The recently concluded ICAAP 9 conference in Bali Indonesia was the most public place where a number of new directions in sex work and HIV policy were announced or negotiated.
The conference represented UNAIDS most public declaration of the new position on sex work that it has adopted after years of lobbying by APNSW and other NSWP member organisations. Gone is the focus on rehabilitation and rescue and in it’s place the Director of UNAIDS Michel Sidebe announced that vulnerable communities must be at the heart of the response to HIV; and included in this was a need to remove laws that criminalised sex workers- see links below.
This was backed up by UNDP and also the UN Special Rapporteur on Health in other media releases from the conference.
APNSW also organised a very fruitful dialogue with the director and some key staff of the Global Fund (GFATM) and told him of the issues sex workers face in GFATM funded programming for sex workers. APNSW put forward the position that Country Coordinating Mechanisms (CCM’s) that are developing proposals that cover sex workers must include sex worker representation and must consult more widely with the sex worker communities on their needs and program impacts. Additionally we argued for a new Technical Guidance to be used by the Technical Review Panel (TRP) when assessing country and regional proposals for funding. In reality it is the TRP who decide whether a countries proposal is technically sound and should be funded. The nuts and bolts of these issues are to be followed up on in time for the next round of the Fund. This represents an opportunity for real change for millions of sex workers on the ground across Asia and the Pacific.
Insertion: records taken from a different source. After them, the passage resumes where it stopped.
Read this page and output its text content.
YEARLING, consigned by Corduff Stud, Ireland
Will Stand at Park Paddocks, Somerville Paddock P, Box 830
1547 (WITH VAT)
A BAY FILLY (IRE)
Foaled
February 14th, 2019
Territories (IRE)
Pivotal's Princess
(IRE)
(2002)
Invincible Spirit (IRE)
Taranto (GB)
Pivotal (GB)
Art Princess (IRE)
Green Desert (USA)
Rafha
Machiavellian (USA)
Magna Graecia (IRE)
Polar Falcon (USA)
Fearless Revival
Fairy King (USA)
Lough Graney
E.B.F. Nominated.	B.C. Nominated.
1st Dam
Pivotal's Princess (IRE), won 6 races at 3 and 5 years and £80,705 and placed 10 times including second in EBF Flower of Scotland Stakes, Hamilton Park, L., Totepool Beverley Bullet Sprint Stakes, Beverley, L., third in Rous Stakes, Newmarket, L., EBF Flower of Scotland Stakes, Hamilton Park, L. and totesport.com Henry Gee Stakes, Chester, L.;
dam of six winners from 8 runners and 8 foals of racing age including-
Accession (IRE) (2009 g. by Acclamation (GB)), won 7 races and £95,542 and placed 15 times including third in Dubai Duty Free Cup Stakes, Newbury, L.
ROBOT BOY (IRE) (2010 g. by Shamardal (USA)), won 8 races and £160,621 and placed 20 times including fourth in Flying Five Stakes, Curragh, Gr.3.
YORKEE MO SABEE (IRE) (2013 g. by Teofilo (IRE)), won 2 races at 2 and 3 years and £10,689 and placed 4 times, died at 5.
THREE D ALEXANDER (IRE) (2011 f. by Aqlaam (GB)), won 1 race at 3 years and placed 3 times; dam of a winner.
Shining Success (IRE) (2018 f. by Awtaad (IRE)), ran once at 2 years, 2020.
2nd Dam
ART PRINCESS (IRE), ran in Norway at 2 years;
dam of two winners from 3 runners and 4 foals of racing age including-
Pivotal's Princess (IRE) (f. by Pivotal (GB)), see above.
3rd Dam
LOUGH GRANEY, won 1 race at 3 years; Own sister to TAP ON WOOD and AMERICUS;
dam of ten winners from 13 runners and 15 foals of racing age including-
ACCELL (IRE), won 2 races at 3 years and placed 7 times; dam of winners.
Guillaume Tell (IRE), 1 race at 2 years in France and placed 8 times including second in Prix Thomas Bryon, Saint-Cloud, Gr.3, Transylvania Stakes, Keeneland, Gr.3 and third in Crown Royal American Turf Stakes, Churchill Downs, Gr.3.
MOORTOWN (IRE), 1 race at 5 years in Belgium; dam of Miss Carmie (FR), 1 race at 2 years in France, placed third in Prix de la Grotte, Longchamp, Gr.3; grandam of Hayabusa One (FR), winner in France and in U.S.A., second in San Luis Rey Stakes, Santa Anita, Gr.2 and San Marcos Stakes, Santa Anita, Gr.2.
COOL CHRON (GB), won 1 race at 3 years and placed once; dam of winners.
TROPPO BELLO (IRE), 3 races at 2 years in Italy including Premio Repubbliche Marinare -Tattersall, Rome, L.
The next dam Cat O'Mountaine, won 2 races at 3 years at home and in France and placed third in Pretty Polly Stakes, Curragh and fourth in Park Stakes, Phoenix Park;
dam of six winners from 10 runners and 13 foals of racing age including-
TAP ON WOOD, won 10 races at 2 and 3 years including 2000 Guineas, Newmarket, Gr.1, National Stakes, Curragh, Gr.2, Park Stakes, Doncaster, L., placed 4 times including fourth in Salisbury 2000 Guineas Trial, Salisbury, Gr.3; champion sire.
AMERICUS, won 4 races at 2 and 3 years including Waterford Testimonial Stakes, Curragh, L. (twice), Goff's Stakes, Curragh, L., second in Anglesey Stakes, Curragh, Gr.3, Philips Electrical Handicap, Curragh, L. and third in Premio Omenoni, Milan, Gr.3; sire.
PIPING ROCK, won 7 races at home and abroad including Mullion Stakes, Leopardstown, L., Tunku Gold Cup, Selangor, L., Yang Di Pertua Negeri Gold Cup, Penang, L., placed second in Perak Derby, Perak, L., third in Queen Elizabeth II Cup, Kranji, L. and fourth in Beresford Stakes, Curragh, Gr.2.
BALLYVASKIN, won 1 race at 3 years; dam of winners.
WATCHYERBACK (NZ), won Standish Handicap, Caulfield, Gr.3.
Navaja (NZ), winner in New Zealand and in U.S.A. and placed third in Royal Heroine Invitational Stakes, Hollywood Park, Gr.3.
Michel Sidibé, UNAIDS Executive Director
More than a thousand people become infected with HIV in Asia each day. If only we had invested in reaching populations at higher risk and their partners, most of these infections could have been averted – at a cost of less than half a US dollar per person.
We are beginning to see success in some parts of the region, but not enough to break the trajectory of the epidemic.
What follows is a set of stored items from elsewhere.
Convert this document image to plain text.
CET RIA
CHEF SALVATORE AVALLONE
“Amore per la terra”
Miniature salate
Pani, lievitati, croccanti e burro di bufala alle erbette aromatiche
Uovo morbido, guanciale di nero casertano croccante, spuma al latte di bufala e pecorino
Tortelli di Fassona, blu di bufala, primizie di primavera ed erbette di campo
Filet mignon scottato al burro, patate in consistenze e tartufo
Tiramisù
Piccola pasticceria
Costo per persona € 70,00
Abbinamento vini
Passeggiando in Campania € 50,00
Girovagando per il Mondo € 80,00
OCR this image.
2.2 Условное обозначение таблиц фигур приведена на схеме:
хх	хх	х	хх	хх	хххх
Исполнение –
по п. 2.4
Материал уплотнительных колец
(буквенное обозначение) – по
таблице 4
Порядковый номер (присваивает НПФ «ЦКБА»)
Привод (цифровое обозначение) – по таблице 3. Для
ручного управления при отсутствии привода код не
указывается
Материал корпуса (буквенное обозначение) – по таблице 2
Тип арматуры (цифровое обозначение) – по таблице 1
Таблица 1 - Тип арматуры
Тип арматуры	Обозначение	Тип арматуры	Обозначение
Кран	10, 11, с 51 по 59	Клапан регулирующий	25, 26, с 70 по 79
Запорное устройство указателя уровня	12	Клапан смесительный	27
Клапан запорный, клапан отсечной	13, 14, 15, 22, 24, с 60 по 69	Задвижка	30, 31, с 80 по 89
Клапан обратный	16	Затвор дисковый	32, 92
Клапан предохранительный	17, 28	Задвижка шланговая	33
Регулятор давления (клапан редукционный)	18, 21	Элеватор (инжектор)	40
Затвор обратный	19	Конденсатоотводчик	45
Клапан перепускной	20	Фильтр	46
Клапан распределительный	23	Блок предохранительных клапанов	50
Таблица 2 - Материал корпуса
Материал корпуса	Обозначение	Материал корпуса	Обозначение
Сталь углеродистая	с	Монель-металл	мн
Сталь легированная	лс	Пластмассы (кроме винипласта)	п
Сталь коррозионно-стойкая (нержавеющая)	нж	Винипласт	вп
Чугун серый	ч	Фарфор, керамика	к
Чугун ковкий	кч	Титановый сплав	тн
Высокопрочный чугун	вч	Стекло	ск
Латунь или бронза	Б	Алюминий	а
The Commission on AIDS in Asia has recommended that the AIDS epidemic in the region be redefined. We must transform the AIDS response so that it works for people—especially for those who are marginalized and without a voice. This means protecting sex workers, men who have sex with men, transgender, injecting drug users and women.
How can we do this?
1. Decriminalize consensual adult sexual behaviour and drug use.
2. Address HIV transmission among intimate partners.
3. Invest in evidence-informed HIV prevention, treatment, care and support programmes.
4. Adopt an ‘AIDS plus Millennium Development Goal’ approach.
Decriminalize consensual adult sexual behaviour and drug use
Many countries are changing laws that criminalize consensual adult sexual behaviour (including sex work) and drug use, and courts are helping to clarify bad laws. In Indonesia, the Supreme Court ruled that drug users need care, not prison. In Nepal, the highest court has established that transgender and men who have sex with men have equality under the constitution. And in India, the Delhi High Court has restored dignity to millions, by reading down an archaic law that discriminated against men who have sex with men. New Zealand has legalised sex work and reaped the dual benefits of public health and public safety. Australia has demonstrated that law enforcement and public health goals can go hand in hand while dealing with drug use. We can remove punitive laws and policies that block effective responses to AIDS.
But the real transformation has to be in the hearts and minds of people. Courts and parliaments can only create an enabling environment. Societies and communities have to change the social norms that allow stigma and discrimination.